Debugging the Linux kernel with qemu and gdb

Recently I wanted to run the Linux kernel under a debugger to understand the finer points of the networking code. It's easy to do this using qemu's gdb support, but the the details you are scattered in various places. This post pulls them together.

You can debug the kernel in the context of a full VM image. But qemu provides a more convenient alternative: You can give the guest kernel access to the host filesystem (this uses the 9P remote filesystem, running over the virtio transport rather than a network). That way, we can make use of binaries we have lying around on the host system.

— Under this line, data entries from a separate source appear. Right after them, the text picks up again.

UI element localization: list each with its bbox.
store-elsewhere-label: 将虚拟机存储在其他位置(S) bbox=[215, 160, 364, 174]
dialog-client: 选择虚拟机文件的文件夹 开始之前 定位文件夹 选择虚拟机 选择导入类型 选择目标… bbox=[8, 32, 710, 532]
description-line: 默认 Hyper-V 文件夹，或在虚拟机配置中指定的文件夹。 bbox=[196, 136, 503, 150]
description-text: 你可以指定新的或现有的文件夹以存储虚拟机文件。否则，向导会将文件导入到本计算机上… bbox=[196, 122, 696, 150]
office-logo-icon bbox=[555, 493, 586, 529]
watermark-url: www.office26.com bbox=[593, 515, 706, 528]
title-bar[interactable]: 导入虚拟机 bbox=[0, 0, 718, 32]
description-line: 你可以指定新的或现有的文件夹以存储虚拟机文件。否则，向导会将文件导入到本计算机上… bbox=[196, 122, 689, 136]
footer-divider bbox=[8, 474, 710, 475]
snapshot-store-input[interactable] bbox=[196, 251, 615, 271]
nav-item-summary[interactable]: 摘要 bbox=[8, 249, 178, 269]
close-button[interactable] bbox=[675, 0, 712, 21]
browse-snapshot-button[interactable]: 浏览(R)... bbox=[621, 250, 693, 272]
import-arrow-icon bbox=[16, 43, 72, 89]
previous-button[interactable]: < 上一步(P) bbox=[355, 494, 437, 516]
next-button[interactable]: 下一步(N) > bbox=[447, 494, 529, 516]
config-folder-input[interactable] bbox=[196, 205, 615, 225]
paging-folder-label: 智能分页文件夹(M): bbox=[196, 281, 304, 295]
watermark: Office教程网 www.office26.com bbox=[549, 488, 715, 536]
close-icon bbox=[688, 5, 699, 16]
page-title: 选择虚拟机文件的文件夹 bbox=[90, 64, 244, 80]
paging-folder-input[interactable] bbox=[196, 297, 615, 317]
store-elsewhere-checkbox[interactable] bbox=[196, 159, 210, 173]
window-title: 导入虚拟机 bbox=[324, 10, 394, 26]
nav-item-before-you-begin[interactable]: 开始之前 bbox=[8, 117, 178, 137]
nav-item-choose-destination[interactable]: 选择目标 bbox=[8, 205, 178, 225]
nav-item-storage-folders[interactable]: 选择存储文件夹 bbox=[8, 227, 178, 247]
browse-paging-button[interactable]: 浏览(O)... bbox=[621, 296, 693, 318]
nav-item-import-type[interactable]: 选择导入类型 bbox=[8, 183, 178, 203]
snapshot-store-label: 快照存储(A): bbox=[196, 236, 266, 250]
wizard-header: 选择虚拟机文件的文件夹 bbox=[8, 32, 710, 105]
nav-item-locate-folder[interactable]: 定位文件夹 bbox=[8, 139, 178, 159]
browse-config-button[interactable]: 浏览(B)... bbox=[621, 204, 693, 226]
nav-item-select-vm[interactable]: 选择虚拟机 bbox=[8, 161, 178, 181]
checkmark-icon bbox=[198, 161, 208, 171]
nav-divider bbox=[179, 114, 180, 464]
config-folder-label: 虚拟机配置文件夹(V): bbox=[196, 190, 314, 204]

First, we have to build the kernel. Of course, in order to use binaries from the host system, the architecture should match. And to be able to explore the running kernel, gdb needs debug information, so your .config should have:

CONFIG_DEBUG_INFO=y

For filesystem access, you'll need virtio and 9P support:

CONFIG_VIRTIO=y
CONFIG_VIRTIO_PCI=y
CONFIG_NET_9P=y
CONFIG_NET_9P_VIRTIO=y
CONFIG_9P_FS=y

Other than that, the kernel configuration can be bare-bones. You don't need most device drivers. You won't need kernel module support. You won't need normal filesystems (just procfs and sysfs). So you can start from the default kernel config and turn a lot of things off. My .config for 3.17rc5 and x86-64 is here.

If we leverage the host filesystem, we are now ready to launch the kernel under qemu and gdb. I'm using qemu-1.6.2 and gdb-7.7.1 from Fedora 20. Start qemu in one terminal window (as an ordinary user, you don't need root for this) with:

$ qemu-system-x86_64 -s -nographic \
        -kernel kernel tree path/arch/x86/boot/bzImage \
        -fsdev local,id=root,path=/,readonly,security_model=none \
        -device virtio-9p-pci,fsdev=root,mount_tag=/dev/root \
        -append 'root=/dev/root ro rootfstype=9p rootflags=trans=virtio console=ttyS0 init=/bin/sh'

Here:

  • The -s option enables gdb target support.
  • The -kernel option boots the specified kernel directly, rather than going through the normal emulated boot process.
  • -fsdev ...,path=/,readonly,security_model=none tells qemu to give read-only access to the host filesystem (see this follow-up for read-write access).
  • The -append option add kernel command line parameters to tell the kernel to use the 9P filesystem as the root filesystem, to use a serial console (i.e. the terminal where you ran qemu), and to boot directly into a shell rather than into /sbin/init.

You should see the kernel boot messages appear, ending with a shell prompt. The qemu console obeys some key sequences beginning with control-A: Most importantly, C-a h for help and C-a x to terminate qemu.

Then in another terminal run gdb with:

$ gdb kernel tree path/vmlinux
GNU gdb (GDB) Fedora 7.7.1-18.fc20
[...]
Reading symbols from vmlinux...done.
(gdb) target remote :1234
Remote debugging using :1234
atomic_read (v=<optimized out>) at ./arch/x86/include/asm/atomic.h:27
27              return (*(volatile int *)&(v)->counter);

The guest kernel is stopped at this point, so you can set breakpoints etc. before resuming it with continue.

A few caveats:

Because we passed init=/bin/sh on the kernel command line, there was no init system to set up various things that are normally present on a Linux system. For instance, the proc and sys filesystems are missing, and the loopback network interface has not been started. You can fix those issues with the following commands:

sh-4.2# export PATH=$PATH:/sbin:/usr/sbin
sh-4.2# mount -t proc none /proc
sh-4.2# mount -t sysfs none /sys
sh-4.2# ip addr add 127.0.0.1 dev lo
sh-4.2# ip link set dev lo up

Another consequence of starting bash directly from the kernel is this warning:

sh: cannot set terminal process group (-1): Inappropriate ioctl for device
sh: no job control in this shell

Due to this lack of job control, you won't be able to interrupt commands with control-C. So be careful that you don't lose your shell to a command that runs forever!

qemu has a -S option which doesn't start the guest until you connect with gdb and tell it to continue, so you can use gdb to debug the boot process. But I've found that doing that with x86_64 kernels tends to trigger a recent bug in qemu's gdb support. (That bug only affects x86_64 guests, so you can avoid it by building the emulated kernel for i386 or another arch. But then you can't share the filesystem from an x86_64 host.)